I didn’t have much time to dedicate to traveling, and the time that I did have was filled with the work that needed to be done for the paper. So I changed that. Instead I chose to take zero jobs, and I focused on being with my family and working on my childhood home.

Now that was an extreme measure, especially for a college senior who is getting an apartment for the first time in his life. Admittedly, I’m a little tight on money. To me, though, the benefits outweighed the financial downsides.

The first two months I spent at home I focused on my body. Being in the dorms with no desire to go any other place beyond the Torch office meant that I was too skinny, weak and reliant on a diet that consisted of an unhealthy amount of peanut butter. So I used my time at home to learn how to cook and eat a more diverse range of foods.

Along with that, I started working out with the one person that I new would make fun of me, yet still encourage me as a personal trainer: my sister. I’m not really sure how, but our relationship improved. We managed to enhance our stereotypical brother sister relationship through her pushing me while we worked out.

That was the first thing that really made me happy.

July came and suddenly I found myself traveling with my best friend to Omaha, Nebraska where he had an internship with a baseball team. I spent a week with him running around the cities of both Omaha and Lincoln for the 4th of July.

I then travelled to southern Wisconsin to stay with my cousin, his wife and their daughter. It was the one place I felt like I could talk to people about how I’ve been feeling without fear of making them sad. They provided an outlet for me to pour out the feelings that I’ve been keeping in for the better part of 15 months.

Driving the long way, I had ten hours to reflect on the two week trip. There were two cages that I felt were opened for me. The first being the cage of feeling stuck. I had travelled over a thousand miles halfway across the country and back. My mental struggles resided in the second cage. 

It was the first time in years where the sole person I was trying to keep happy and safe was me. I realized that my mental state was too reliant on how others were feeling. If others were happy, then I was happy. If they were sad, I was sad. 

Trying to get everyone else happy, bosses, co-workers, friends, family, professors, that random guy who was on the other side of the dorm wall, exhausted me to the point of breaking down. I didn’t allow myself to feel happy for my own accomplishments.

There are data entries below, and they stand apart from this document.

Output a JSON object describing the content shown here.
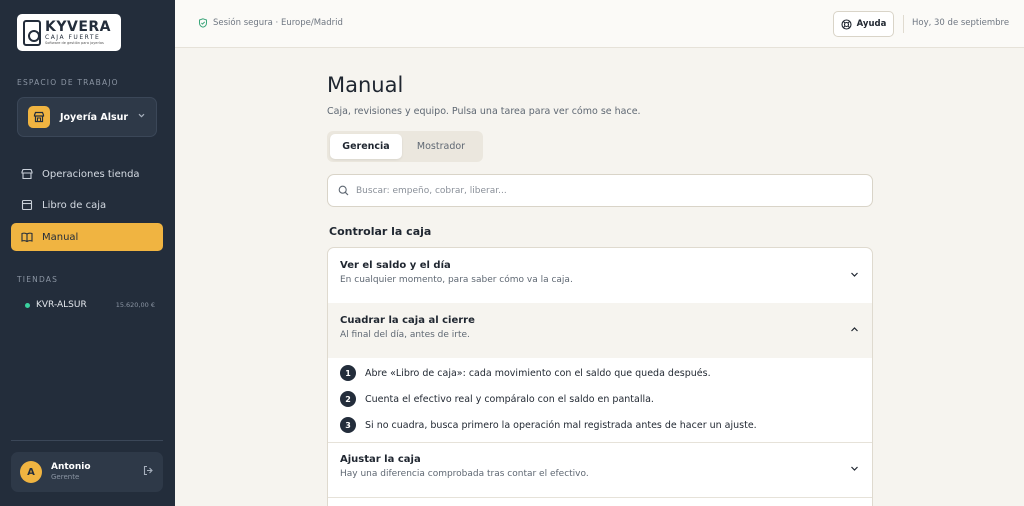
{
  "brand": {
    "name": "KYVERA",
    "sub": "CAJA FUERTE",
    "tagline": "Software de gestión para joyerías"
  },
  "sidebar": {
    "workspace_label": "ESPACIO DE TRABAJO",
    "workspace_name": "Joyería Alsur",
    "nav": [
      {
        "label": "Operaciones tienda",
        "icon": "store-icon"
      },
      {
        "label": "Libro de caja",
        "icon": "ledger-icon"
      },
      {
        "label": "Manual",
        "icon": "book-icon",
        "active": true
      }
    ],
    "stores_label": "TIENDAS",
    "stores": [
      {
        "name": "KVR-ALSUR",
        "amount": "15.620,00 €",
        "status_color": "#3ad29f"
      }
    ],
    "user": {
      "initial": "A",
      "name": "Antonio",
      "role": "Gerente"
    }
  },
  "topbar": {
    "secure": "Sesión segura · Europe/Madrid",
    "help_label": "Ayuda",
    "date": "Hoy, 30 de septiembre"
  },
  "main": {
    "title": "Manual",
    "subtitle": "Caja, revisiones y equipo. Pulsa una tarea para ver cómo se hace.",
    "tabs": [
      {
        "label": "Gerencia",
        "active": true
      },
      {
        "label": "Mostrador",
        "active": false
      }
    ],
    "search_placeholder": "Buscar: empeño, cobrar, liberar...",
    "section_title": "Controlar la caja",
    "tasks": [
      {
        "title": "Ver el saldo y el día",
        "desc": "En cualquier momento, para saber cómo va la caja.",
        "open": false
      },
      {
        "title": "Cuadrar la caja al cierre",
        "desc": "Al final del día, antes de irte.",
        "open": true,
        "steps": [
          {
            "n": "1",
            "text": "Abre «Libro de caja»: cada movimiento con el saldo que queda después."
          },
          {
            "n": "2",
            "text": "Cuenta el efectivo real y compáralo con el saldo en pantalla."
          },
          {
            "n": "3",
            "text": "Si no cuadra, busca primero la operación mal registrada antes de hacer un ajuste."
          }
        ]
      },
      {
        "title": "Ajustar la caja",
        "desc": "Hay una diferencia comprobada tras contar el efectivo.",
        "open": false
      }
    ]
  },
  "colors": {
    "accent": "#f0b441",
    "sidebar_bg": "#232d3b",
    "page_bg": "#f6f4ef"
  }
}
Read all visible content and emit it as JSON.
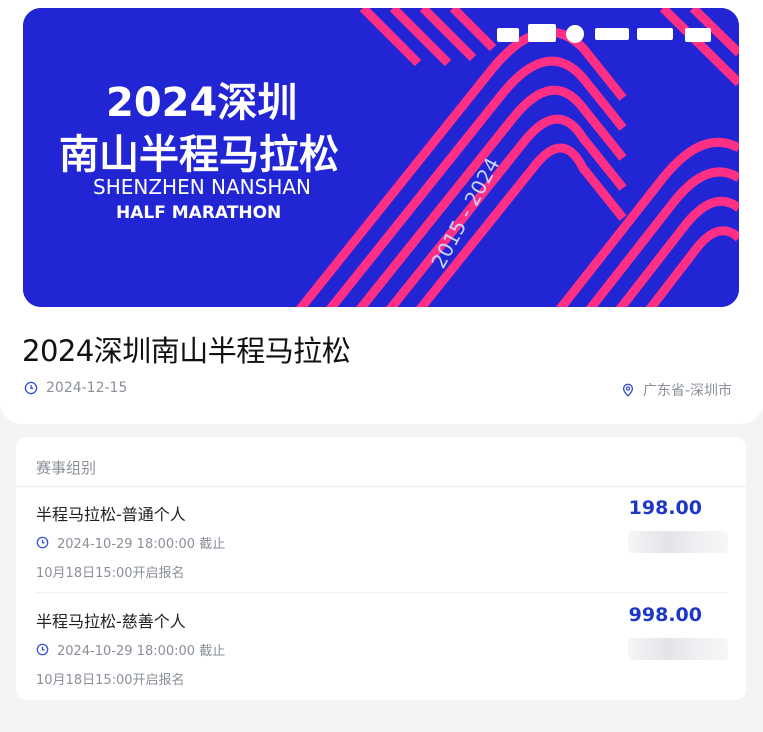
{
  "event": {
    "banner": {
      "title_line1": "2024深圳",
      "title_line2": "南山半程马拉松",
      "subtitle_line1": "SHENZHEN NANSHAN",
      "subtitle_line2": "HALF MARATHON",
      "years": "2015 - 2024"
    },
    "title": "2024深圳南山半程马拉松",
    "date": "2024-12-15",
    "location": "广东省-深圳市"
  },
  "groups": {
    "header": "赛事组别",
    "items": [
      {
        "name": "半程马拉松-普通个人",
        "price": "198.00",
        "deadline": "2024-10-29 18:00:00 截止",
        "opening": "10月18日15:00开启报名"
      },
      {
        "name": "半程马拉松-慈善个人",
        "price": "998.00",
        "deadline": "2024-10-29 18:00:00 截止",
        "opening": "10月18日15:00开启报名"
      }
    ]
  },
  "colors": {
    "banner_blue": "#1f27d6",
    "track_pink": "#ff2f86",
    "price_blue": "#1d38c4"
  }
}
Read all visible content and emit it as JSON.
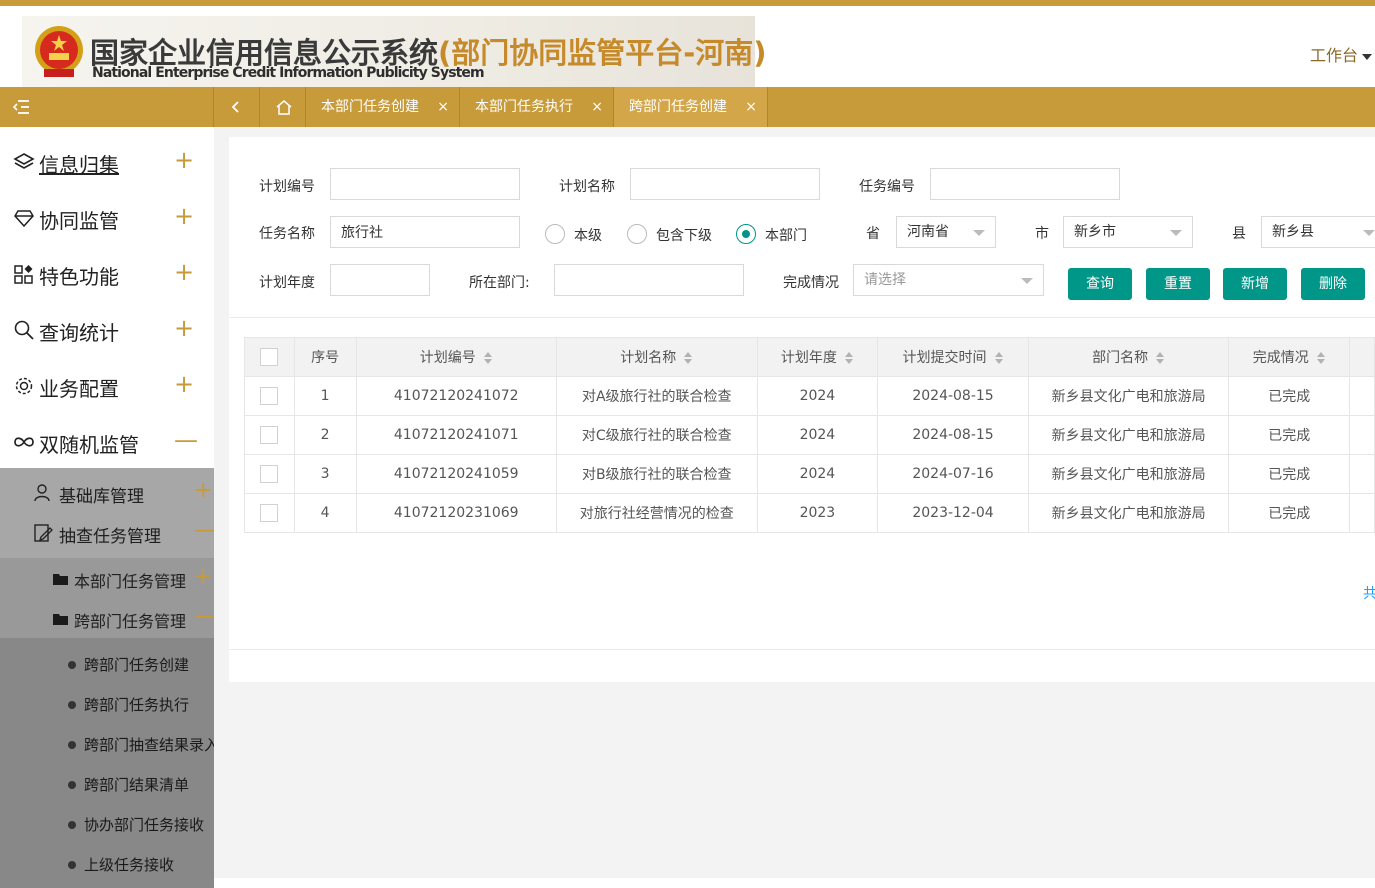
{
  "header": {
    "title_cn": "国家企业信用信息公示系统",
    "title_suffix": "(部门协同监管平台-河南)",
    "title_en": "National Enterprise Credit Information Publicity System",
    "workbench_label": "工作台"
  },
  "tabs": [
    {
      "label": "本部门任务创建",
      "close": "×"
    },
    {
      "label": "本部门任务执行",
      "close": "×"
    },
    {
      "label": "跨部门任务创建",
      "close": "×"
    }
  ],
  "sidebar": {
    "top_items": [
      {
        "label": "信息归集",
        "icon": "layers-icon",
        "toggle": "+"
      },
      {
        "label": "协同监管",
        "icon": "diamond-icon",
        "toggle": "+"
      },
      {
        "label": "特色功能",
        "icon": "apps-icon",
        "toggle": "+"
      },
      {
        "label": "查询统计",
        "icon": "search-icon",
        "toggle": "+"
      },
      {
        "label": "业务配置",
        "icon": "gear-icon",
        "toggle": "+"
      },
      {
        "label": "双随机监管",
        "icon": "infinity-icon",
        "toggle": "—"
      }
    ],
    "sub_items": [
      {
        "label": "基础库管理",
        "icon": "user-icon",
        "toggle": "+"
      },
      {
        "label": "抽查任务管理",
        "icon": "edit-doc-icon",
        "toggle": "—"
      }
    ],
    "sub3_items": [
      {
        "label": "本部门任务管理",
        "icon": "folder-icon",
        "toggle": "+"
      },
      {
        "label": "跨部门任务管理",
        "icon": "folder-icon",
        "toggle": "—"
      }
    ],
    "leaf_items": [
      {
        "label": "跨部门任务创建"
      },
      {
        "label": "跨部门任务执行"
      },
      {
        "label": "跨部门抽查结果录入"
      },
      {
        "label": "跨部门结果清单"
      },
      {
        "label": "协办部门任务接收"
      },
      {
        "label": "上级任务接收"
      }
    ]
  },
  "form": {
    "plan_no_label": "计划编号",
    "plan_no_value": "",
    "plan_name_label": "计划名称",
    "plan_name_value": "",
    "task_no_label": "任务编号",
    "task_no_value": "",
    "task_name_label": "任务名称",
    "task_name_value": "旅行社",
    "radio_level": "本级",
    "radio_include_sub": "包含下级",
    "radio_dept": "本部门",
    "province_label": "省",
    "province_value": "河南省",
    "city_label": "市",
    "city_value": "新乡市",
    "county_label": "县",
    "county_value": "新乡县",
    "year_label": "计划年度",
    "year_value": "",
    "dept_label": "所在部门:",
    "dept_value": "",
    "status_label": "完成情况",
    "status_placeholder": "请选择",
    "btn_query": "查询",
    "btn_reset": "重置",
    "btn_add": "新增",
    "btn_delete": "删除"
  },
  "table": {
    "headers": [
      "序号",
      "计划编号",
      "计划名称",
      "计划年度",
      "计划提交时间",
      "部门名称",
      "完成情况"
    ],
    "rows": [
      [
        "1",
        "41072120241072",
        "对A级旅行社的联合检查",
        "2024",
        "2024-08-15",
        "新乡县文化广电和旅游局",
        "已完成"
      ],
      [
        "2",
        "41072120241071",
        "对C级旅行社的联合检查",
        "2024",
        "2024-08-15",
        "新乡县文化广电和旅游局",
        "已完成"
      ],
      [
        "3",
        "41072120241059",
        "对B级旅行社的联合检查",
        "2024",
        "2024-07-16",
        "新乡县文化广电和旅游局",
        "已完成"
      ],
      [
        "4",
        "41072120231069",
        "对旅行社经营情况的检查",
        "2023",
        "2023-12-04",
        "新乡县文化广电和旅游局",
        "已完成"
      ]
    ]
  },
  "pager": {
    "total_prefix": "共"
  }
}
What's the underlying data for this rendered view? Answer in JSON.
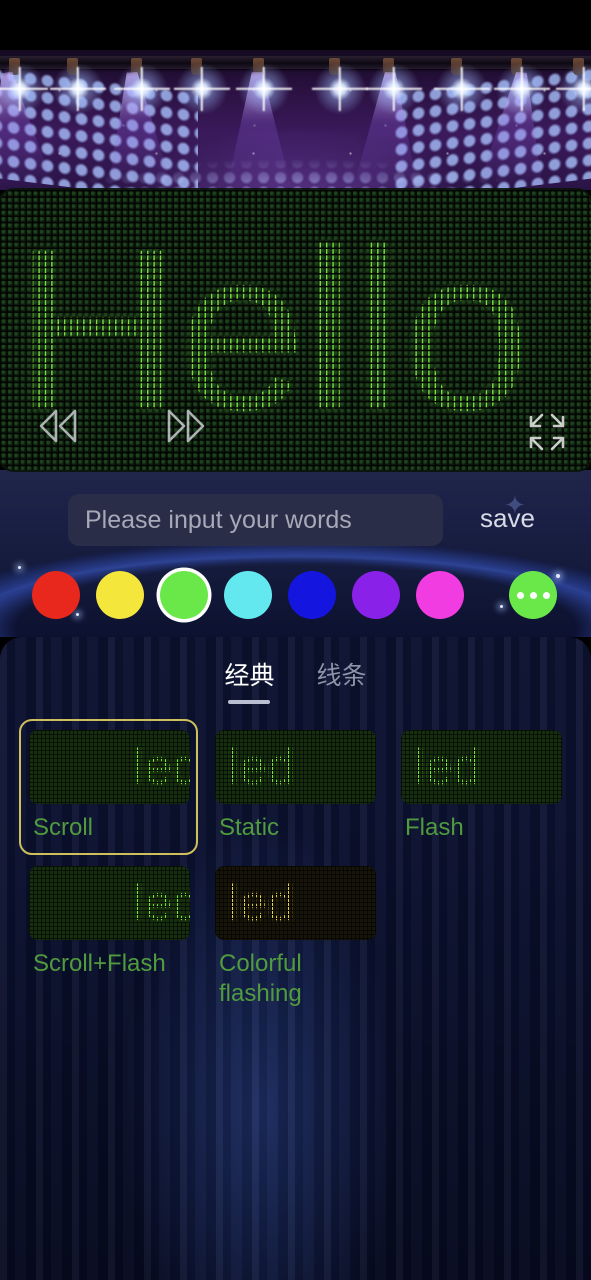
{
  "app": {
    "background_style": "stage-lights-banner"
  },
  "led_display": {
    "text": "Hello",
    "text_color": "#79e03a",
    "panel_bg": "#0d1c0d",
    "controls": {
      "rewind": "rewind-icon",
      "forward": "forward-icon",
      "fullscreen": "fullscreen-icon"
    }
  },
  "input_row": {
    "placeholder": "Please input your words",
    "value": "",
    "save_label": "save"
  },
  "colors": {
    "selected_index": 2,
    "swatches": [
      {
        "name": "red",
        "hex": "#e8281c"
      },
      {
        "name": "yellow",
        "hex": "#f5e63c"
      },
      {
        "name": "green",
        "hex": "#6ae84a"
      },
      {
        "name": "cyan",
        "hex": "#63e8f0"
      },
      {
        "name": "blue",
        "hex": "#1515e0"
      },
      {
        "name": "purple",
        "hex": "#8a21e8"
      },
      {
        "name": "magenta",
        "hex": "#f03ce0"
      },
      {
        "name": "more",
        "hex": "#6ae84a"
      }
    ]
  },
  "tabs": [
    {
      "id": "classic",
      "label": "经典",
      "active": true
    },
    {
      "id": "lines",
      "label": "线条",
      "active": false
    }
  ],
  "effects": {
    "selected_id": "scroll",
    "items": [
      {
        "id": "scroll",
        "label": "Scroll",
        "preview_text": "led",
        "preview_color": "#7ce33c",
        "preview_bg": "green",
        "align": "right",
        "selected": true
      },
      {
        "id": "static",
        "label": "Static",
        "preview_text": "led",
        "preview_color": "#7ce33c",
        "preview_bg": "green",
        "align": "left",
        "selected": false
      },
      {
        "id": "flash",
        "label": "Flash",
        "preview_text": "led",
        "preview_color": "#7ce33c",
        "preview_bg": "green",
        "align": "left",
        "selected": false
      },
      {
        "id": "scroll_flash",
        "label": "Scroll+Flash",
        "preview_text": "led",
        "preview_color": "#7ce33c",
        "preview_bg": "green",
        "align": "right",
        "selected": false
      },
      {
        "id": "colorful_flash",
        "label": "Colorful flashing",
        "preview_text": "led",
        "preview_color": "#e8d53c",
        "preview_bg": "dark",
        "align": "left",
        "selected": false
      }
    ]
  }
}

Having two weeks to take care of myself allowed me to clear my head and come to terms with the side of myself that feels the need to please others. I’m happy that it’s there, of course. Ultimately, my goal is to make sure I can make everyone I’m close with happy. But learning how to manage it and begin to enjoy what I’m doing again has been imperative to me getting happy again.

I’m not 100% back to where I was prior to everything happening. I’m not sure if I’ll ever be, but having the summer tour to make progress has allowed me to enter my senior year with the best mindset I’ve had since my sophomore year.